The site’s anonymity was part of its ultimate downfall, however. Because Silk Road’s leader never met any of his employees in person, he didn’t realize that one of them was an undercover government agent.
“Take Silk Road and apply it to financial crime,” says Swecker. “I can buy credit card numbers. I can buy code to hack into certain websites—and it’s all anonymous. It’s basically franchising a recipe for the perfect financial crimes.”
“It’s gotten to the point that individual identity theft is small potatoes,” says Monroe. “What the real criminals want is a major data breach, one that gives them the financial keys to thousands of accounts at a time. Which means financial firms and other companies are at the highest risk.”
Criminals You Know
While organized crime networks are responsible for some of the uptick in technology-related financial wrongdoing, employees have also put their firms at risk.
Well-documented chatroom conversations to manipulate markets have taken place between traders at different major financial institutions, for example. And when is an employee transferring files to a home computer innocent versus part of a scheme to steal funds? There’s no telling.
HRZone.com cites a CEO who was the victim of a social engineering scam. A luxury car aficionado, he didn’t think twice when a glossy brochure for the same appeared in his mailbox. When he loaded the CD illustrated with concept cars into his home computer, he had no idea it was in fact malware. What followed wasn’t pretty.
This particular CEO isn’t a criminal, but he did invite criminal activity. That’s not to say employees never act with criminal intent, however.
A case in point: A former IRS agent was indicted on charges of trying to fraudulently collect more than $700K in taxes from a married couple she audited. The agent told the couple to wire the $758,846 to an account she had set up for herself. Unfortunately for her, however, the diligent couple had already mailed a check to the IRS. According to the Department of Justice, she then altered the couple’s address on record to a P.O. box in the hopes of pocketing a $470K tax refund. Finally, the agent opened a joint checking account under the taxpayers’ names, using the husband’s Social Security number and forging the couple’s signatures. She told the bank she needed the account opened as quickly as possible because she was expecting money from the IRS. Instead of money arriving to meet her, however, it was federal investigators. She resigned only after her arrest, ending an eight-year stint with the agency.
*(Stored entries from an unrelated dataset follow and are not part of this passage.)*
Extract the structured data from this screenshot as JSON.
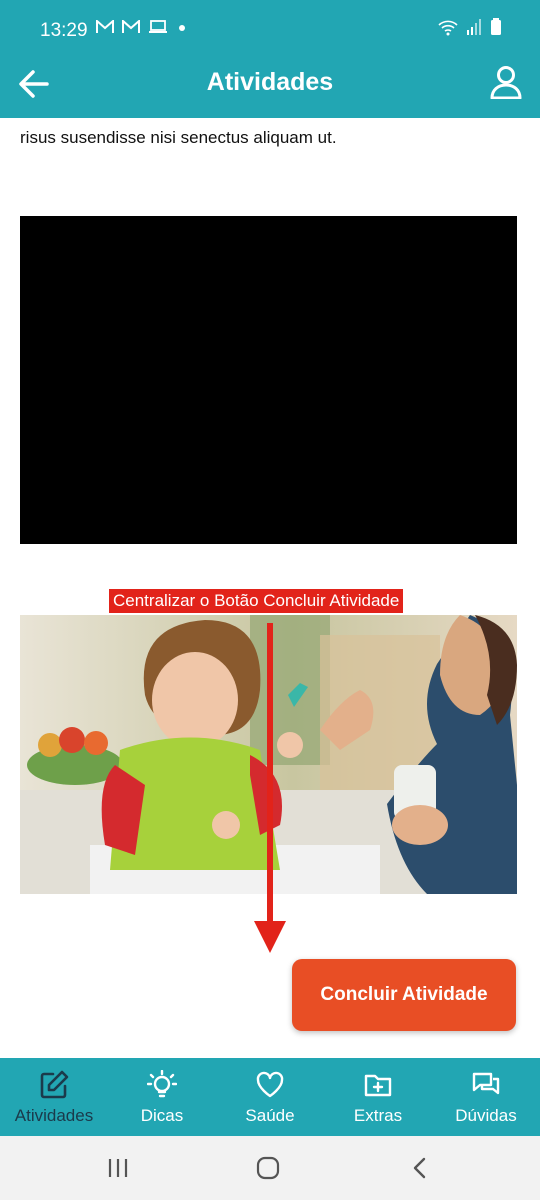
{
  "status_bar": {
    "time": "13:29",
    "icons_left": [
      "gmail-icon",
      "gmail-icon",
      "laptop-icon",
      "dot-icon"
    ],
    "icons_right": [
      "wifi-icon",
      "signal-icon",
      "battery-icon"
    ]
  },
  "app_bar": {
    "title": "Atividades",
    "back_icon": "arrow-left-icon",
    "profile_icon": "user-icon"
  },
  "content": {
    "paragraph": "risus susendisse nisi senectus aliquam ut.",
    "video_placeholder": "video-player",
    "annotation": "Centralizar o Botão Concluir Atividade",
    "complete_button": "Concluir Atividade"
  },
  "bottom_nav": {
    "items": [
      {
        "label": "Atividades",
        "icon": "edit-icon",
        "active": true
      },
      {
        "label": "Dicas",
        "icon": "lightbulb-icon",
        "active": false
      },
      {
        "label": "Saúde",
        "icon": "heart-icon",
        "active": false
      },
      {
        "label": "Extras",
        "icon": "folder-plus-icon",
        "active": false
      },
      {
        "label": "Dúvidas",
        "icon": "chat-icon",
        "active": false
      }
    ]
  },
  "colors": {
    "primary": "#22a6b3",
    "accent_button": "#e84e25",
    "annotation": "#e2231a",
    "active_nav": "#1b3a4b"
  }
}
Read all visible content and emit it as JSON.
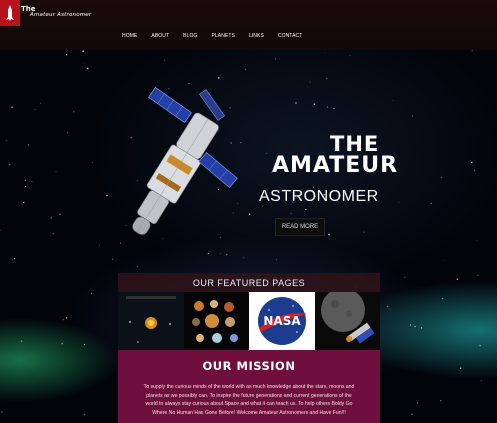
{
  "brand": {
    "logo_the": "The",
    "logo_name": "Amateur Astronomer"
  },
  "nav": {
    "items": [
      "HOME",
      "ABOUT",
      "BLOG",
      "PLANETS",
      "LINKS",
      "CONTACT"
    ]
  },
  "hero": {
    "title_line1": "THE",
    "title_line2": "AMATEUR",
    "subtitle": "ASTRONOMER",
    "button_label": "READ MORE"
  },
  "featured": {
    "title": "OUR FEATURED PAGES",
    "thumbnails": [
      "solar-system-diagram",
      "planets",
      "nasa-logo",
      "spacecraft-over-moon"
    ],
    "nasa_text": "NASA"
  },
  "mission": {
    "title": "OUR MISSION",
    "text": "To supply the curious minds of the world with as much knowledge about the stars, moons and planets as we possibly can. To inspire the future generations and current generations of the world to always stay curious about Space and what it can teach us. To help others Boldy Go Where No Human Has Gone Before! Welcome Amateur Astronomers and Have Fun!!!"
  },
  "colors": {
    "accent_red": "#b5121b",
    "mission_bg": "#6e0f3e",
    "header_bg": "#1a0b0b"
  }
}
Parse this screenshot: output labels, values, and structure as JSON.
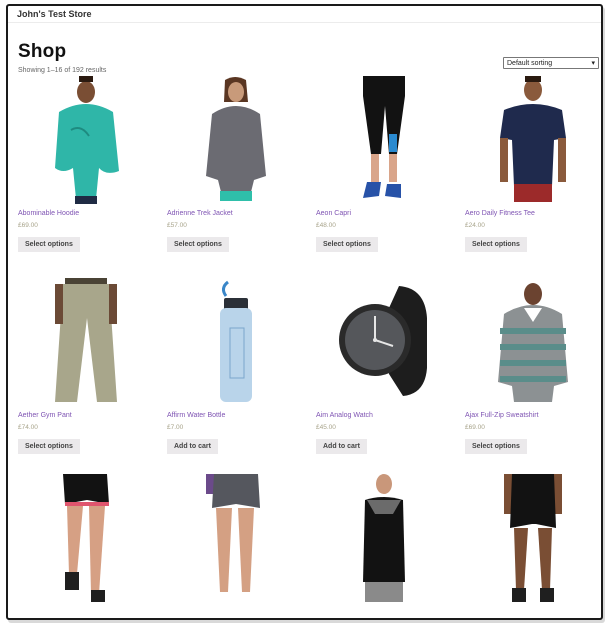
{
  "store": {
    "name": "John's Test Store"
  },
  "shop": {
    "title": "Shop",
    "result_count": "Showing 1–16 of 192 results",
    "sorting": "Default sorting"
  },
  "products": [
    {
      "title": "Abominable Hoodie",
      "price": "£69.00",
      "button": "Select options",
      "image": "teal-hoodie-man"
    },
    {
      "title": "Adrienne Trek Jacket",
      "price": "£57.00",
      "button": "Select options",
      "image": "grey-jacket-woman"
    },
    {
      "title": "Aeon Capri",
      "price": "£48.00",
      "button": "Select options",
      "image": "black-capri-legs"
    },
    {
      "title": "Aero Daily Fitness Tee",
      "price": "£24.00",
      "button": "Select options",
      "image": "navy-tee-man"
    },
    {
      "title": "Aether Gym Pant",
      "price": "£74.00",
      "button": "Select options",
      "image": "khaki-pants"
    },
    {
      "title": "Affirm Water Bottle",
      "price": "£7.00",
      "button": "Add to cart",
      "image": "water-bottle"
    },
    {
      "title": "Aim Analog Watch",
      "price": "£45.00",
      "button": "Add to cart",
      "image": "black-watch"
    },
    {
      "title": "Ajax Full-Zip Sweatshirt",
      "price": "£69.00",
      "button": "Select options",
      "image": "striped-hoodie-man"
    },
    {
      "title": "",
      "price": "",
      "button": "",
      "image": "black-shorts-legs"
    },
    {
      "title": "",
      "price": "",
      "button": "",
      "image": "grey-shorts-legs"
    },
    {
      "title": "",
      "price": "",
      "button": "",
      "image": "black-tank-woman"
    },
    {
      "title": "",
      "price": "",
      "button": "",
      "image": "black-shorts-man"
    }
  ],
  "colors": {
    "link": "#7f54b3",
    "price": "#a7a38a",
    "button_bg": "#ebe9eb"
  }
}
Implications for the Future
“If you look back at the major crises, from the American savings and loan crisis to the Wall Street crash, there are many indications economists see with hindsight showing financial crime was a contributing factor,” says Nicholas Ryder, author of Financial Crime in the 21st Century and professor of Financial Crime in the Department of Law at the University of the West of England. “And the global law enforcement community still falls short on criminal convictions for most financial crimes, particularly those that cross borders.
Whether it’s virtual currencies contributing to money laundering, traders fixing markets, terrorists working through shell corporations or a rogue employee, the risk is not being mitigated. Nor should we expect it to be anytime soon. Criminals have access to the very same technology the white hats do. And it appears to be a race to the finish.”